HUNER：通过预训练改进生物医学命名实体识别。

HUNER: improving biomedical NER with pretraining.

机构信息

Computer Science Department, Humboldt-Universität zu Berlin, Berlin 10099, Germany.

Seismology Section, Helmholtzzentrum Potsdam, Deutsches GeoForschungsZentrum GFZ, Potsdam 14473, Germany.

出版信息

Bioinformatics. 2020 Jan 1;36(1):295-302. doi: 10.1093/bioinformatics/btz528.

DOI:10.1093/bioinformatics/btz528

PMID:31243432

Abstract

MOTIVATION

Several recent studies showed that the application of deep neural networks advanced the state-of-the-art in named entity recognition (NER), including biomedical NER. However, the impact on performance and the robustness of improvements crucially depends on the availability of sufficiently large training corpora, which is a problem in the biomedical domain with its often rather small gold standard corpora.

RESULTS

We evaluate different methods for alleviating the data sparsity problem by pretraining a deep neural network (LSTM-CRF), followed by a rather short fine-tuning phase focusing on a particular corpus. Experiments were performed using 34 different corpora covering five different biomedical entity types, yielding an average increase in F1-score of ∼2 pp compared to learning without pretraining. We experimented both with supervised and semi-supervised pretraining, leading to interesting insights into the precision/recall trade-off. Based on our results, we created the stand-alone NER tool HUNER incorporating fully trained models for five entity types. On the independent CRAFT corpus, which was not used for creating HUNER, it outperforms the state-of-the-art tools GNormPlus and tmChem by 5-13 pp on the entity types chemicals, species and genes.
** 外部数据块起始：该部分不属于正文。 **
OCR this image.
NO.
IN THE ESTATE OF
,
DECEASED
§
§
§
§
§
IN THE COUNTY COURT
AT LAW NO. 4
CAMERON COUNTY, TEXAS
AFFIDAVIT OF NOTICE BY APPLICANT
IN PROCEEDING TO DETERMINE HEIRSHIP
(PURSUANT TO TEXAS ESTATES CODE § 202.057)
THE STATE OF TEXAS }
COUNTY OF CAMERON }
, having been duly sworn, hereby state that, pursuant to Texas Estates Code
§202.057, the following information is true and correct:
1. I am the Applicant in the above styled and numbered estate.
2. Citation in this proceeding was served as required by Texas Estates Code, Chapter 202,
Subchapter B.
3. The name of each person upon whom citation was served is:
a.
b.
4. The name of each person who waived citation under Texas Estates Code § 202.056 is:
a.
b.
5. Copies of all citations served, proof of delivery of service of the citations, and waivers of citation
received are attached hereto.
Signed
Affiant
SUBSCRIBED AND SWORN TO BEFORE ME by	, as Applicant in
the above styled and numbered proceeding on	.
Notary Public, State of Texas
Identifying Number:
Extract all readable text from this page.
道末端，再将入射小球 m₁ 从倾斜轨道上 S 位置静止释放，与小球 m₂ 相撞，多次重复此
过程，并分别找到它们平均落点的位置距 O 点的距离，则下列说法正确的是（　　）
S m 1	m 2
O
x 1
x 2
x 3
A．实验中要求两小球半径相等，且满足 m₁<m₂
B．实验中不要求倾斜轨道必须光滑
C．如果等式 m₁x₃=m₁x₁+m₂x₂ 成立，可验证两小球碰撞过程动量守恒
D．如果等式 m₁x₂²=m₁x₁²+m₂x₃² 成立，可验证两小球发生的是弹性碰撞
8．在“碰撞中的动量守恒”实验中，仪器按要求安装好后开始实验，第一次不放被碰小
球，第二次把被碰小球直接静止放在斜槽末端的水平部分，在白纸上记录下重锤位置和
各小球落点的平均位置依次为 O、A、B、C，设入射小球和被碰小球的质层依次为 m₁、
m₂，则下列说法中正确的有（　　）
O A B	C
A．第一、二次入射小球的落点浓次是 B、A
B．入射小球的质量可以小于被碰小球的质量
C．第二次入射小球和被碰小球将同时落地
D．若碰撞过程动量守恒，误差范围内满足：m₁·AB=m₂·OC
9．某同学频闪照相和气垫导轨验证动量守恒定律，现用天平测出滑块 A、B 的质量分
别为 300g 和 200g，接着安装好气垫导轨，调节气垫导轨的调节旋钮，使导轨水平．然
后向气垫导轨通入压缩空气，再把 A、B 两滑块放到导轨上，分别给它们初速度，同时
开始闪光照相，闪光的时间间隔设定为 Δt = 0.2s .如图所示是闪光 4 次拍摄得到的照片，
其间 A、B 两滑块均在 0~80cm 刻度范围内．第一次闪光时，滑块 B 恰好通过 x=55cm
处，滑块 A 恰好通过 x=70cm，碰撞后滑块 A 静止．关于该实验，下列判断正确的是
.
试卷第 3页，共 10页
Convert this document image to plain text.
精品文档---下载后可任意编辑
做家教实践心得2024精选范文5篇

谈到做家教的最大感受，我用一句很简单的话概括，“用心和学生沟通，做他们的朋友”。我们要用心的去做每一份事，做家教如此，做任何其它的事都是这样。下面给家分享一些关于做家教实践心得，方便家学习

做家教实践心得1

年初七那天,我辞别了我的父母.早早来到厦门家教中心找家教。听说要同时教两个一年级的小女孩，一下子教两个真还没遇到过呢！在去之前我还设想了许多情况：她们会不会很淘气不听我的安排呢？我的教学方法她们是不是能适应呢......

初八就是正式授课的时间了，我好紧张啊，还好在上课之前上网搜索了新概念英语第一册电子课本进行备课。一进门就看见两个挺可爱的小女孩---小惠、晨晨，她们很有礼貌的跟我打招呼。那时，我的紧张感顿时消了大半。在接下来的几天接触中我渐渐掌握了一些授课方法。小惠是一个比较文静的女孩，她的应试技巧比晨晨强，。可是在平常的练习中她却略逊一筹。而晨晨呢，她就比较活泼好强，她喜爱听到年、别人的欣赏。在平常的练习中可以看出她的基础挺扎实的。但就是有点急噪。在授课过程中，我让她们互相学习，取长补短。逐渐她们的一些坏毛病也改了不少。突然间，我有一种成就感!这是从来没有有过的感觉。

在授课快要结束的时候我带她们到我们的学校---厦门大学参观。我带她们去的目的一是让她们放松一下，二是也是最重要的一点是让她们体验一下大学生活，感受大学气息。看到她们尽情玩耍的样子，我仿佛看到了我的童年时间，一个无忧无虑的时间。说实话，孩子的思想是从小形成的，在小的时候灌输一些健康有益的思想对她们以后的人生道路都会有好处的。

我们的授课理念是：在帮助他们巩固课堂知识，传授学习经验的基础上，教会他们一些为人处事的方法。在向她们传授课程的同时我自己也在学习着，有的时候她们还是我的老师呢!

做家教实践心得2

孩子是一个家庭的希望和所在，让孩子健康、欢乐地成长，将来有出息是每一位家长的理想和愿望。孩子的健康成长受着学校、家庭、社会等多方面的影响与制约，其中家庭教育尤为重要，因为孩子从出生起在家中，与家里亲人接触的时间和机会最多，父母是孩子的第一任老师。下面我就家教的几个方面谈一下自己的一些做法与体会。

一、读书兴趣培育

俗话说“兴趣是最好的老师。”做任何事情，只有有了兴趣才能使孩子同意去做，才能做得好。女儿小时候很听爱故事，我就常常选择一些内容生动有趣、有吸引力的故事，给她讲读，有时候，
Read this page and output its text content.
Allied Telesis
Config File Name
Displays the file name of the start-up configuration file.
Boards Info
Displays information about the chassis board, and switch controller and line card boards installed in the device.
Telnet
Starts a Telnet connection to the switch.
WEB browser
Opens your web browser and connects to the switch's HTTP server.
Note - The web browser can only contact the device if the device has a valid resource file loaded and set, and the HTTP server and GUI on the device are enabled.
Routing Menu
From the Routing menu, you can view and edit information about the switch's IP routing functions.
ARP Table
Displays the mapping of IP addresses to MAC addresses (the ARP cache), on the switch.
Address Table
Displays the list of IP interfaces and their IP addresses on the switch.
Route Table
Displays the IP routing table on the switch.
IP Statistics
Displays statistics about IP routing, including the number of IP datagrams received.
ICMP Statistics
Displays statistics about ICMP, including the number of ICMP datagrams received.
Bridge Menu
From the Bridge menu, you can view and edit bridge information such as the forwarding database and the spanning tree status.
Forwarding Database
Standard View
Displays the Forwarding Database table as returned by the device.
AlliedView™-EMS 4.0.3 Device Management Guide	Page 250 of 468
AVAILABILITY AND IMPLEMENTATION

HUNER is freely available at https://hu-ner.github.io. HUNER comes in containers, making it easy to install and use, and it can be applied off-the-shelf to arbitrary texts. We also provide an integrated tool for obtaining and converting all 34 corpora used in our evaluation, including fixed training, development and test splits to enable fair comparisons in the future.

SUPPLEMENTARY INFORMATION

Supplementary data are available at Bioinformatics online.

摘要

动机

最近的几项研究表明，深度学习神经网络的应用提高了命名实体识别（NER）的最新水平，包括生物医学 NER。然而，性能的提高和改进的稳健性在很大程度上取决于是否有足够大的训练语料库，这在生物医学领域是一个问题，因为其黄金标准语料库通常很小。

结果

我们通过对深度神经网络（LSTM-CRF）进行预训练来评估缓解数据稀疏问题的不同方法，然后进行一个相对较短的微调阶段，重点关注特定的语料库。实验使用了 34 个不同的语料库，涵盖了 5 种不同的生物医学实体类型，与没有预训练的学习相比，平均 F1 得分提高了约 2 个百分点。我们分别进行了监督和半监督预训练实验，对精度/召回率的权衡有了有趣的见解。基于我们的结果，我们创建了独立的 HUNER NER 工具，其中包含针对 5 种实体类型的完全训练模型。在独立的 CRAFT 语料库上，它在化学品、物种和基因这 3 个实体类型上的表现优于 GNormPlus 和 tmChem 等最新工具，领先幅度为 5-13 个百分点。